Densifier le centre-ville, construire sans arrêt, ce n’est pas une solution miracle ni la voie à suivre. Je ne vois pas l’intérêt d’ériger des gratte-ciel de béton, des tours de bureaux interminables à destin unique, qui ne sont des espaces ni de créativité, ni de sociabilité, ni d’expérience de vie. Il faut réfléchir à des façons de développer la Ville et de retenir ses citoyens, d’empêcher l’exode vers les banlieues. Concevoir un centre-ville destiné non seulement au boulot, mais aussi au plaisir d’y rester et d’y habiter.
Il faut faire croître le centre-ville dans une perspective rassembleuse et non comme un carrefour purement fonctionnel. Un paysage de tours n’ajoute pas au cachet d’une ville comme Montréal. Ce serait une erreur d’identité de désirer une ville touristique à vocation de consommation. Montréal se valorise à travers un esprit, qui doit certes évoluer, mais sans dénaturer sa personnalité ni son passé.
Il faudrait que ce soit élaboré dans une perspective citoyenne. Un lieu de travail, mais aussi de vie sans voiture, en promouvant le vélo, la piétonnisation des rues. Avec le REM qui s’installe, le quartier sera mieux desservi, mais concentrer une population doit se faire de façon socialement responsable, en harmonie avec la réalité du logement et non pour nourrir l’opportunisme spéculatif.

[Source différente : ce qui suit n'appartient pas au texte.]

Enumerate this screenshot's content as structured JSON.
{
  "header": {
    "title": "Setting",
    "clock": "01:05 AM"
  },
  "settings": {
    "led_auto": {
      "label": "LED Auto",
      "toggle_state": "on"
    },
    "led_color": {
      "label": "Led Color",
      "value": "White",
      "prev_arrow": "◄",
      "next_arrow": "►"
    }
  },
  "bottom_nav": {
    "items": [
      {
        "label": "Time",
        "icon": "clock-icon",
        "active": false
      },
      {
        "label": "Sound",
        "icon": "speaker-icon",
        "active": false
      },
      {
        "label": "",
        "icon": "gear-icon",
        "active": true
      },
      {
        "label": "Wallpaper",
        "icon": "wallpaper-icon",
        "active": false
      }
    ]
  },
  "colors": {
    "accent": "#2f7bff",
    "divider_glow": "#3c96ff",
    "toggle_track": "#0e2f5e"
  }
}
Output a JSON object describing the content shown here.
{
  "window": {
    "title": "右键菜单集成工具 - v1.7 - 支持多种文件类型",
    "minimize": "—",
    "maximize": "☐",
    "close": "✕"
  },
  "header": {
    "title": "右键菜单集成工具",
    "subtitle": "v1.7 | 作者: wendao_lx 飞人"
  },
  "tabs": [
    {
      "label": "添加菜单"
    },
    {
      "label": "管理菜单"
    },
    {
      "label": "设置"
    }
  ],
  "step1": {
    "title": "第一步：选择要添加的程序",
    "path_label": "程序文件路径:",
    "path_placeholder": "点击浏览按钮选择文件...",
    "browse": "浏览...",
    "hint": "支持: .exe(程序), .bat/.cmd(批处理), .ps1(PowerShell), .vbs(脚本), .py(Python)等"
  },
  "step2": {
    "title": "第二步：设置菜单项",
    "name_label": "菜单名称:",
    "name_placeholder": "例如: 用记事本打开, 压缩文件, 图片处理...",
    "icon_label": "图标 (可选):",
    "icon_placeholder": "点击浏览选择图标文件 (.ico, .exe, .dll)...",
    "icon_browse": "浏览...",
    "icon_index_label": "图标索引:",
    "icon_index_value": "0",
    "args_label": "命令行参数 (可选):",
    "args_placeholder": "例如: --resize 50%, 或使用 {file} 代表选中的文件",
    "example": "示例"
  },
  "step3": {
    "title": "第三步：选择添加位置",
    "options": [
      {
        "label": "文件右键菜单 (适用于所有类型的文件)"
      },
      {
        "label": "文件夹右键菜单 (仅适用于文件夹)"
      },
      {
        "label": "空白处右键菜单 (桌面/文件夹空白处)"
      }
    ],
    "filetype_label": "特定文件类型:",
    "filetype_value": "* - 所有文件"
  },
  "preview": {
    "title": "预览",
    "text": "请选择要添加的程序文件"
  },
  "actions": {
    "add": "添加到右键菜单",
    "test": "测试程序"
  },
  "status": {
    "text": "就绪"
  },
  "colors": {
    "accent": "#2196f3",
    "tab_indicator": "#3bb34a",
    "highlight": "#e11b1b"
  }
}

Est-ce utopique d’oser concevoir un centre-ville comme un écosystème plus indépendant? En offrant de la production alimentaire en serre ou de l’agriculture sur les toits?
En ce moment, je trouve plusieurs gratte-ciel très laids. Il y a un enjeu esthétique, une conversation à entreprendre sur la beauté de la ville. Il faut construire de manière judicieuse, avec une vision, de l’audace. Je ne pense pas que les Montréalais soient intéressés par un centre-ville générique qui ressemble à celui des autres métropoles. Il faut qu’il ait un cachet propre.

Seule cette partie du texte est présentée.